Actually this brings up another question. The code above creates features that look like his:
{'image_id': Value(dtype='int64', id=None),
'image': Image(decode=True, id=None),
'height': Value(dtype='int32', id=None),
'width': Value(dtype='int32', id=None),
'objects': {'bbox': Sequence(feature=Sequence(feature=Value(dtype='float32', id=None), length=4, id=None), length=-1, id=None),
'categories': Sequence(feature=ClassLabel(names=['Thing0'], id=None), length=-1, id=None)}}
Reflecting the metadata.jsonl strcuture (I also included image_id, height, and width)

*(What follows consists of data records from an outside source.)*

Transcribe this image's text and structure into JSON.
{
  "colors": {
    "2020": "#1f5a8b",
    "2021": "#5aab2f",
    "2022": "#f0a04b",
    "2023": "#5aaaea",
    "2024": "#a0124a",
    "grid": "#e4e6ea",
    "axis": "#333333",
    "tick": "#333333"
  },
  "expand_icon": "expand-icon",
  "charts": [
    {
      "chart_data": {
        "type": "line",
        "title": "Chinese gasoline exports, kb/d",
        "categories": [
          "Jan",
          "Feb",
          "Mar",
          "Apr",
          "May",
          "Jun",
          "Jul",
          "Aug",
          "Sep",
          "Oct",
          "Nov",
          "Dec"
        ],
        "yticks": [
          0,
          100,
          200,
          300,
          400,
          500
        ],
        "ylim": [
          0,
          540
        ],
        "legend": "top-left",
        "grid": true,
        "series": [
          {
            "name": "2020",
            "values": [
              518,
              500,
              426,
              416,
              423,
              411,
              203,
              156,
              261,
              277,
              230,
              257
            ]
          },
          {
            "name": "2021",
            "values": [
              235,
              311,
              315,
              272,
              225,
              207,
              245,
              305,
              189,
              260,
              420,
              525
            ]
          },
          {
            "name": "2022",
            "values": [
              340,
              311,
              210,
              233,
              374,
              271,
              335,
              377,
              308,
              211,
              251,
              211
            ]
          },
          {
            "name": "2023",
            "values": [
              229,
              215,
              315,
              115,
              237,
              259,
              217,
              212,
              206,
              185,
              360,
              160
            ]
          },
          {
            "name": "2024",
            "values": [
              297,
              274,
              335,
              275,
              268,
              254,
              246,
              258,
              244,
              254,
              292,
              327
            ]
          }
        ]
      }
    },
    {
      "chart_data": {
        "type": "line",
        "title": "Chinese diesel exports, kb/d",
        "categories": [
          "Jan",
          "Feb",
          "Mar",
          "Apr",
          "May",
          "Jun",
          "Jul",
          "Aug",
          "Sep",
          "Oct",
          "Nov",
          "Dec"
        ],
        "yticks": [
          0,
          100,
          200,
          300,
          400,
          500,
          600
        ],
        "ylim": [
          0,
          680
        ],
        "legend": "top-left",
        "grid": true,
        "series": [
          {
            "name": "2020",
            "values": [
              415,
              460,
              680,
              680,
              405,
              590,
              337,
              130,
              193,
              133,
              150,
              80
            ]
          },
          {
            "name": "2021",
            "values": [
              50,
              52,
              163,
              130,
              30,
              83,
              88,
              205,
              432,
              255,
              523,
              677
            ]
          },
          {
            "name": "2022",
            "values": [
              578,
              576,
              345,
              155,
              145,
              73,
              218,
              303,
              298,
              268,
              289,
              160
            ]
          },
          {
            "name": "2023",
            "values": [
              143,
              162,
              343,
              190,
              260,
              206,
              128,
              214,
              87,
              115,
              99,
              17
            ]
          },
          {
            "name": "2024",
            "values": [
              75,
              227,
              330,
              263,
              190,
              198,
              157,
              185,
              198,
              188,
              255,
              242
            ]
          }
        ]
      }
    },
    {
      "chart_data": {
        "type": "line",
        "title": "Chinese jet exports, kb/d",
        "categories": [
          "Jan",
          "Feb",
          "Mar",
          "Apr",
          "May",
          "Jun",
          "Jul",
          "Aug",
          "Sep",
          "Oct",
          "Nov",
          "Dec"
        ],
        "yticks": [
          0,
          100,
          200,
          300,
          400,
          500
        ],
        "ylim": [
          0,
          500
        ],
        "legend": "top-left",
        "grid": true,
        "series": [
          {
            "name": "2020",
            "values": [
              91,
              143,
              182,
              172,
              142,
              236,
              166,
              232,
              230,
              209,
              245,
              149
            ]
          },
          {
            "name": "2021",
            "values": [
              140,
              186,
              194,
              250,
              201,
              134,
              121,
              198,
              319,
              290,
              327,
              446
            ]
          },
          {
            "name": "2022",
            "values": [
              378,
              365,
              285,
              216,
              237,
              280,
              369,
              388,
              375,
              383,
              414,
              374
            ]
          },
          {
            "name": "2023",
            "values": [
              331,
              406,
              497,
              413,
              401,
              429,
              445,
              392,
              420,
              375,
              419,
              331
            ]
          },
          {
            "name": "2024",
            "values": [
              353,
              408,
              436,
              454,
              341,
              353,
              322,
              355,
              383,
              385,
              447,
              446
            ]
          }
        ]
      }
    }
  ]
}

Now when looking at the popular cppe-5 dataset the structure looks a bit different:
from datasets import load_dataset
cppe5 = load_dataset("cppe-5")
cppe5["train"].features
shows
{'image_id': Value(dtype='int64', id=None),
'image': Image(decode=True, id=None),
'width': Value(dtype='int32', id=None),
'height': Value(dtype='int32', id=None),
'objects': Sequence(feature={'id': Value(dtype='int64', id=None), 'area': Value(dtype='int64', id=None), 'bbox': Sequence(feature=Value(dtype='float32', id=None), length=4, id=None), 'category': ClassLabel(names=['Coverall', 'Face_Shield', 'Gloves', 'Goggles', 'Mask'], id=None)}, length=-1, id=None)}
so “objects” itself is a sequence, instead of bbox beeing a sequence(sequence(…)).
Is that the way how it should look like? Does that make a difference? And how would I achieve the same structure as in the cppe-5 dataset?